Sur l’échantillon interrogé, environ la moitié des parents estime qu’il serait
judicieux de proposer un enseignement des langues étrangères dès la
maternelle : là encore, la capacité du jeune enfant à acquérir et enregistrer des
connaissances est l’argument le plus fréquent. Certains insistent sur l’aspect
ludique de l’apprentissage à cette période. Environ un quart ne se prononce pas
sur la question. Enfin, parmi ceux qui réfutent l’apprentissage dès la maternelle,
certains considèrent que le programme de CP est suffisamment « chargé » ou
encore que la priorité est de maîtriser la langue française, et donc que
l’apprentissage d’une nouvelle langue pourrait engendrer des confusions dans les
autres processus d’apprentissage.
Voici quelques opinions ou questions exprimées par certains parents :
- « L’enseignement même des langues vivantes est à revoir. A nombre d’années
égales, nous maîtrisons moins bien les langues que nos voisins européens. Peut-
être faudrait-il développer la pratique orale de la langue et l’accentuer, et très
certainement débuter l’apprentissage le plus tôt possible. »
- « La France est en retard par rapport à l’Allemagne et aux pays nordiques. »
- « A l’école maternelle, l’enfant apprend du vocabulaire. Pourquoi ne pas lui
apprendre le mot en français et sa traduction en anglais : un enseignement
comme dans les écoles bretonnes où on apprend le dialecte de la région. »
- « Quelle qualification pour l’enseignant chargé de cet enseignement ? ».
9
Finalement, la majeure partie des familles s’accorde pour dire que la maîtrise d’au
moins une langue étrangère est aujourd’hui indispensable, et considère pour la plupart
qu’elle doit être enseignée à l’école primaire.
Cependant, proposer cet enseignement dès l’école maternelle ne va pas de soi, et
peut être considéré comme un frein à d’autres apprentissages.

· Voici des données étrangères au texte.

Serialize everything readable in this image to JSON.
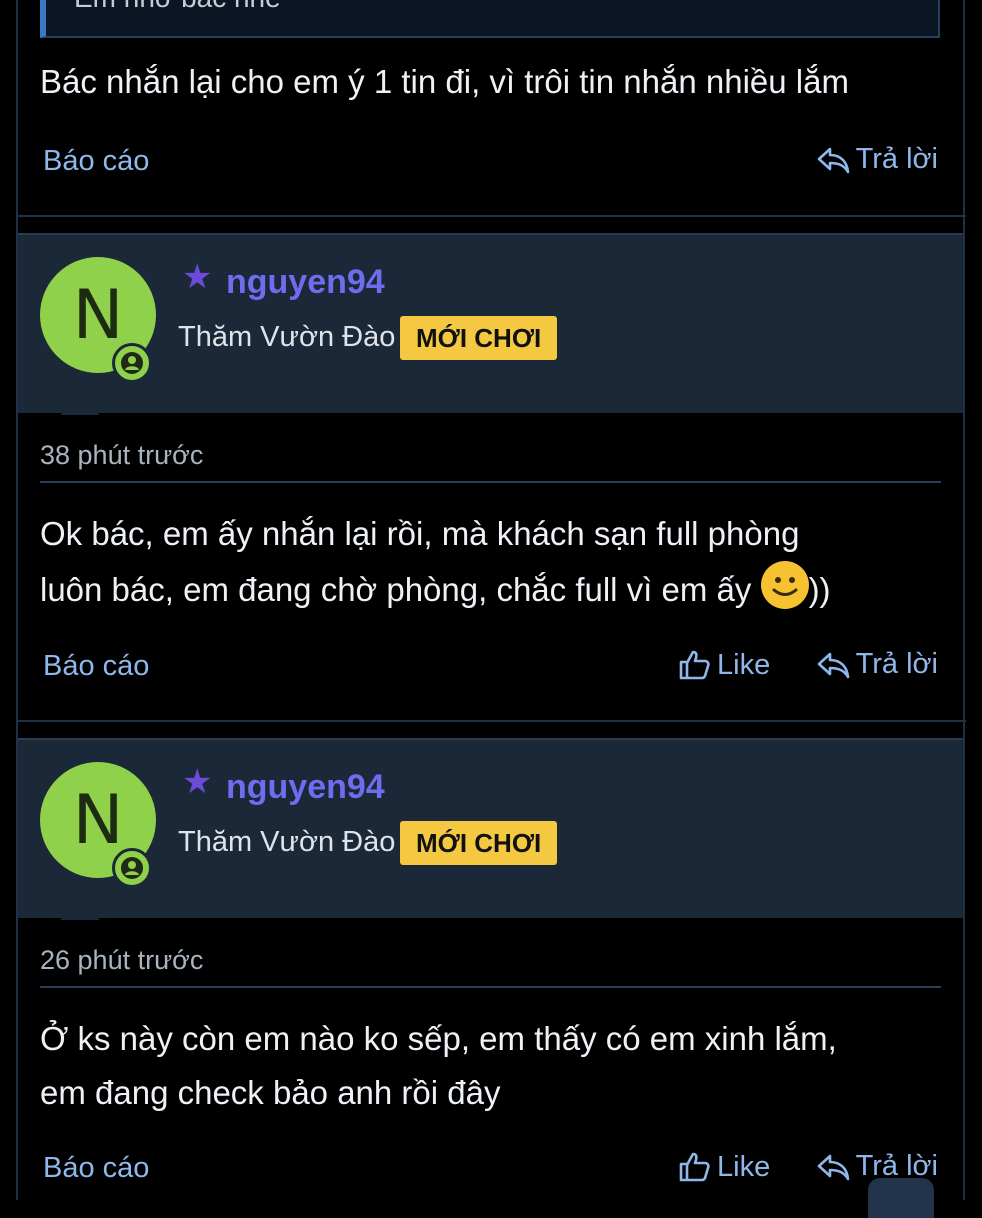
{
  "previous_post": {
    "quote_text": "Em nhớ bác nhé",
    "body": "Bác nhắn lại cho em ý 1 tin đi, vì trôi tin nhắn nhiều lắm",
    "report_label": "Báo cáo",
    "reply_label": "Trả lời"
  },
  "posts": [
    {
      "avatar_letter": "N",
      "username": "nguyen94",
      "user_title": "Thăm Vườn Đào",
      "rank_badge": "MỚI CHƠI",
      "time": "38 phút trước",
      "body_line1": "Ok bác, em ấy nhắn lại rồi, mà khách sạn full phòng",
      "body_line2a": "luôn bác, em đang chờ phòng, chắc full vì em ấy ",
      "body_line2b": "))",
      "report_label": "Báo cáo",
      "like_label": "Like",
      "reply_label": "Trả lời"
    },
    {
      "avatar_letter": "N",
      "username": "nguyen94",
      "user_title": "Thăm Vườn Đào",
      "rank_badge": "MỚI CHƠI",
      "time": "26 phút trước",
      "body_line1": "Ở ks này còn em nào ko sếp, em thấy có em xinh lắm,",
      "body_line2": "em đang check bảo anh rồi đây",
      "report_label": "Báo cáo",
      "like_label": "Like",
      "reply_label": "Trả lời"
    }
  ],
  "colors": {
    "link": "#8fb7ea",
    "username": "#6f6cf0",
    "badge": "#f5c842",
    "avatar": "#8fd14a",
    "header_bg": "#1b2838"
  },
  "icons": [
    "star-icon",
    "online-icon",
    "thumbs-up-icon",
    "reply-arrow-icon",
    "smile-emoji-icon"
  ]
}
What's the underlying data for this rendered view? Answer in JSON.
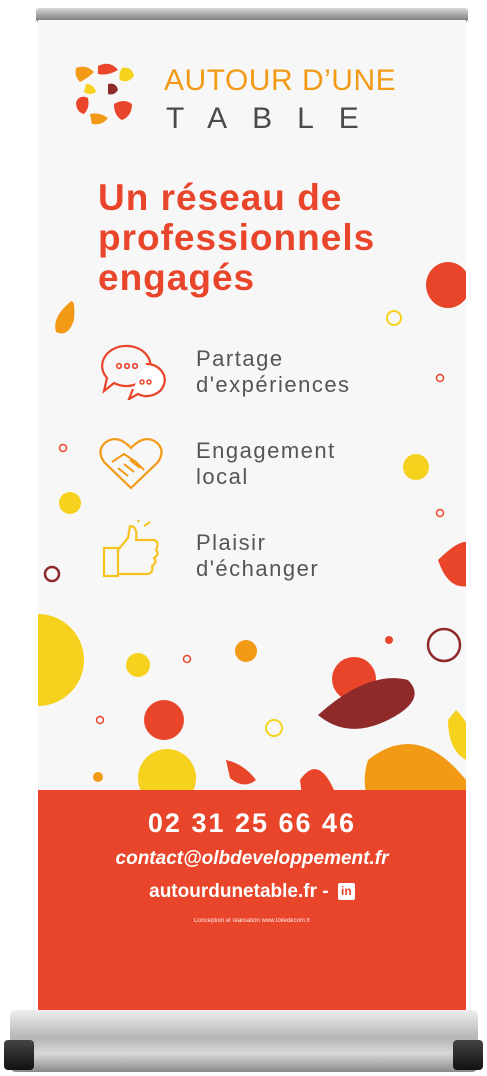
{
  "brand": {
    "line1": "AUTOUR D’UNE",
    "line2": "TABLE"
  },
  "headline": [
    "Un réseau de",
    "professionnels",
    "engagés"
  ],
  "features": [
    {
      "icon": "speech-bubbles-icon",
      "lines": [
        "Partage",
        "d'expériences"
      ]
    },
    {
      "icon": "handshake-heart-icon",
      "lines": [
        "Engagement",
        "local"
      ]
    },
    {
      "icon": "thumbs-up-icon",
      "lines": [
        "Plaisir",
        "d'échanger"
      ]
    }
  ],
  "contact": {
    "phone": "02 31 25 66 46",
    "email": "contact@olbdeveloppement.fr",
    "website": "autourdunetable.fr -",
    "linkedin_glyph": "in",
    "credit": "Conception et réalisation www.toiledecom.fr"
  },
  "colors": {
    "brand_red": "#e8452a",
    "brand_orange": "#f29a16",
    "brand_yellow": "#f6d21e",
    "dark_red": "#8e2a2a",
    "text_gray": "#555555"
  }
}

A ce sujet, C. Hagège
pense que « les craintes souvent exprimées des familles quant à la prétendue surcharge
des disciplines et aux menaces qu’elle ferait peser sur l’équilibre intellectuel et social des
enfants sont dépourvues de fondement. »11
II.Introduire les langues étrangères dès l’école maternelle :
pourquoi ?
1. Un âge propice…
A. Capacités de discrimination et de reproduction des schémas
phonologiques.
L’âge de l’enfant est une variable essentielle à prendre en compte.
Tout d’abord, il apparaît évident que la « durée d’exposition » exerce une
influence sur la maîtrise de la langue étrangère : plus tôt l’enfant est exposé à une
nouvelle langue, plus il aura de temps pour se l’approprier.
Par ailleurs, les capacités d’assimilation du jeune enfant sont immenses. Dès sa
naissance, il possède de puissants « mécanismes acquisitionnels ». Mais faute d’être
sollicités, ceux-ci régressent progressivement. Dès l’âge de 7 mois, on assiste à une
spécialisation de l'oreille à la langue maternelle. Cette régression perdure jusqu’à l’âge de
10-11 ans où la peur de l’erreur apparaît. Cette période (7 mois – 11 ans) correspond à
la « période critique ».
Certes des études montrent que l’adulte et l’adolescent ont de plus grandes
facilités pour se concentrer, développer un raisonnement et une analyse (« leur
expérience linguistique plus riche leur permet de comprendre rapidement certaines règles
de fonctionnement de la langue étrangère »), mais « il semble reconnu que certains
aspects langagiers, tels que ceux touchant à la phonologie, sont mieux et plus facilement
acquis par de jeunes enfants. »12
A l’âge de 3-4 ans, les capacités de reproduction orale et de discrimination
auditive des enfants sont effectivement maximales, et diminuent dès l’âge de 10 ans
(début de la puberté). A l’inverse, un adulte ou un adolescent qui est resté pendant
plusieurs années en contact avec un seul type de sons (ceux de sa langue maternelle),
éprouve beaucoup plus de difficultés à reproduire les sons d’une autre langue.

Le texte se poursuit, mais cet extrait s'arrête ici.